To get a better understanding of what is going you should enable the 'debug': 'all' on the python client.

import logging
logger = logging.getLogger(__name__)
# Remeber to add handler, formatting as you like, you probably want a FileHandler
logger.setLevel = logging.DEBUG
from confluent_kafka.cimpl import Consumer    
config = {
    'debug' : 'all'
consumer = Consumer(config, logger=logger)

How to limit the bandwidth

After scanning through the log you might see these three main types of messages:

1. DEBUG 2019-08-12 16:40:24 ea_kafka_confluent.consumer FETCH [rdkafka#consumer-2] [thrd:sasl_ssl://MY_KAFKA_CLUSTER.eu-west-1.aws.confluent.cloud:9092/3]: sasl_ssl://MY_KAFKA_CLUSTER.eu-west-1.aws.confluent.cloud:9092/3: Topic ci.pipeline.build_complete [0] MessageSet size 0, error "Success", MaxOffset 0, Ver 2/2  MainProcess consumer.py _inner_consume_by_blocking 56 consumer MainThread
2. DEBUG 2019-08-12 16:40:27 ea_kafka_confluent.consumer OFFSET [rdkafka#consumer-2] [thrd:main]: Topic ci.pipeline.build_complete [0]: stored offset -1001, committed offset -1001: not including in commit  MainProcess consumer.py _inner_consume_by_blocking 56 consumer MainThread
3. DEBUG 2019-08-12 16:40:28 ea_kafka_confluent.consumer HEARTBEAT [rdkafka#consumer-2] [thrd:main]: GroupCoordinator/1: Heartbeat for group "LOCAL-CONSUMER" generation id 5  MainProcess consumer.py _inner_consume_by_blocking 56 consumer MainThread
  1. FETCH

    1. What is a FETCH? It is how the consumers get messages from a Kafka topic.
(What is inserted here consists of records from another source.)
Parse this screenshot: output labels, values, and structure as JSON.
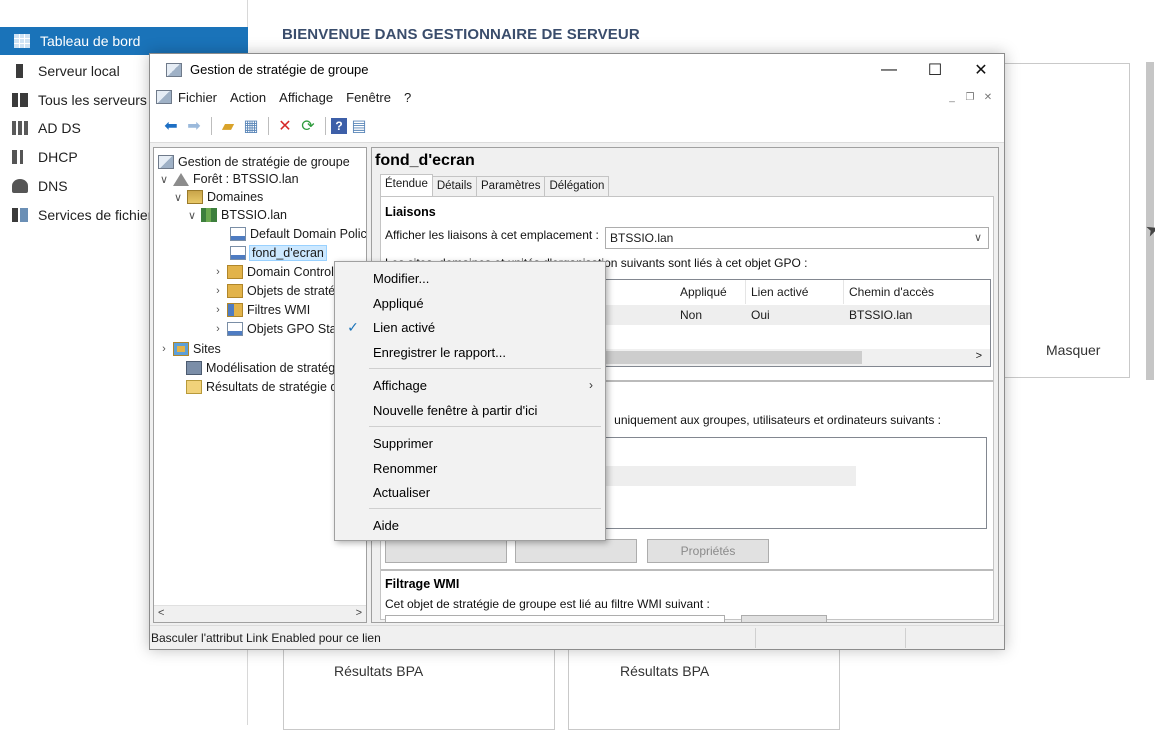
{
  "server_manager": {
    "sidebar": [
      {
        "label": "Tableau de bord",
        "icon": "dashboard-icon"
      },
      {
        "label": "Serveur local",
        "icon": "server-icon"
      },
      {
        "label": "Tous les serveurs",
        "icon": "servers-icon"
      },
      {
        "label": "AD DS",
        "icon": "ad-ds-icon"
      },
      {
        "label": "DHCP",
        "icon": "dhcp-icon"
      },
      {
        "label": "DNS",
        "icon": "dns-icon"
      },
      {
        "label": "Services de fichiers et de stockage",
        "icon": "file-services-icon"
      }
    ],
    "header": "BIENVENUE DANS GESTIONNAIRE DE SERVEUR",
    "hide_label": "Masquer",
    "bpa_label_1": "Résultats BPA",
    "bpa_label_2": "Résultats BPA",
    "accent_color": "#1a73b9"
  },
  "gpmc": {
    "title": "Gestion de stratégie de groupe",
    "title_buttons": {
      "minimize": "—",
      "maximize": "☐",
      "close": "✕"
    },
    "menu": [
      "Fichier",
      "Action",
      "Affichage",
      "Fenêtre",
      "?"
    ],
    "toolbar_icons": [
      "back-icon",
      "forward-icon",
      "up-folder-icon",
      "show-hide-tree-icon",
      "delete-icon",
      "refresh-icon",
      "help-icon",
      "properties-icon"
    ],
    "tree": {
      "root": "Gestion de stratégie de groupe",
      "forest": "Forêt : BTSSIO.lan",
      "domains": "Domaines",
      "domain": "BTSSIO.lan",
      "children": [
        "Default Domain Policy",
        "fond_d'ecran",
        "Domain Controllers",
        "Objets de stratégie de groupe",
        "Filtres WMI",
        "Objets GPO Starter"
      ],
      "sites": "Sites",
      "modeling": "Modélisation de stratégie de groupe",
      "results": "Résultats de stratégie de groupe"
    },
    "right": {
      "gpo_name": "fond_d'ecran",
      "tabs": [
        "Étendue",
        "Détails",
        "Paramètres",
        "Délégation"
      ],
      "links_title": "Liaisons",
      "links_label": "Afficher les liaisons à cet emplacement :",
      "links_value": "BTSSIO.lan",
      "links_info": "Les sites, domaines et unités d'organisation suivants sont liés à cet objet GPO :",
      "columns": [
        "Appliqué",
        "Lien activé",
        "Chemin d'accès"
      ],
      "row": {
        "applied": "Non",
        "enabled": "Oui",
        "path": "BTSSIO.lan"
      },
      "filter_info": "uniquement aux groupes, utilisateurs et ordinateurs suivants :",
      "properties_button": "Propriétés",
      "wmi_title": "Filtrage WMI",
      "wmi_info": "Cet objet de stratégie de groupe est lié au filtre WMI suivant :"
    },
    "status": "Basculer l'attribut Link Enabled pour ce lien"
  },
  "context_menu": [
    {
      "label": "Modifier...",
      "checked": false
    },
    {
      "label": "Appliqué",
      "checked": false
    },
    {
      "label": "Lien activé",
      "checked": true
    },
    {
      "label": "Enregistrer le rapport...",
      "checked": false
    },
    {
      "label": "Affichage",
      "submenu": true
    },
    {
      "label": "Nouvelle fenêtre à partir d'ici"
    },
    {
      "label": "Supprimer"
    },
    {
      "label": "Renommer"
    },
    {
      "label": "Actualiser"
    },
    {
      "label": "Aide"
    }
  ]
}
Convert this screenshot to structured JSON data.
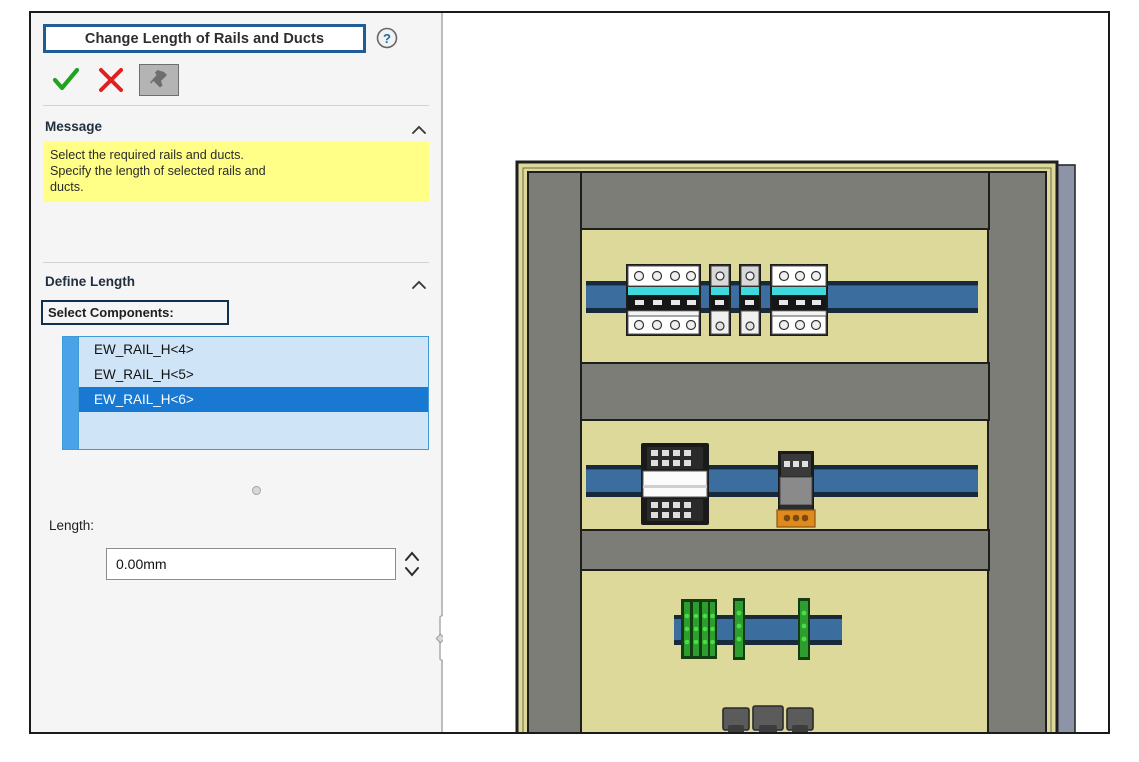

One message per topic-partition.

    2. fetch.wait.max.ms=100 and fetch.min.bytes=1 are important configuration parameters for the fetch behavior

    3. By default, 100ms is very frequent for a topic without much activity, and this will cause a lot of traffic.

    4. I changed the defaults to fetch.wait.max.ms=20000 and fetch.min.bytes=10. This slowed down the FETCH traffic, and I believe it will not impact performance since fetch.min.bytes is still low so if any message arrives it will be fetched anyways


    1. What is OFFSET? This is how the consumer group tracks which messages it is currently processing. One offset per partition.

    2. enable.auto.commit=true and auto.commit.interval.ms=3000 are important configuration parameters for the offset behavior

    3. By default, 3s might be unnecessary, especially if you have only a single consumer

    4. I changed the defaults to auto.commit.interval.ms=30000.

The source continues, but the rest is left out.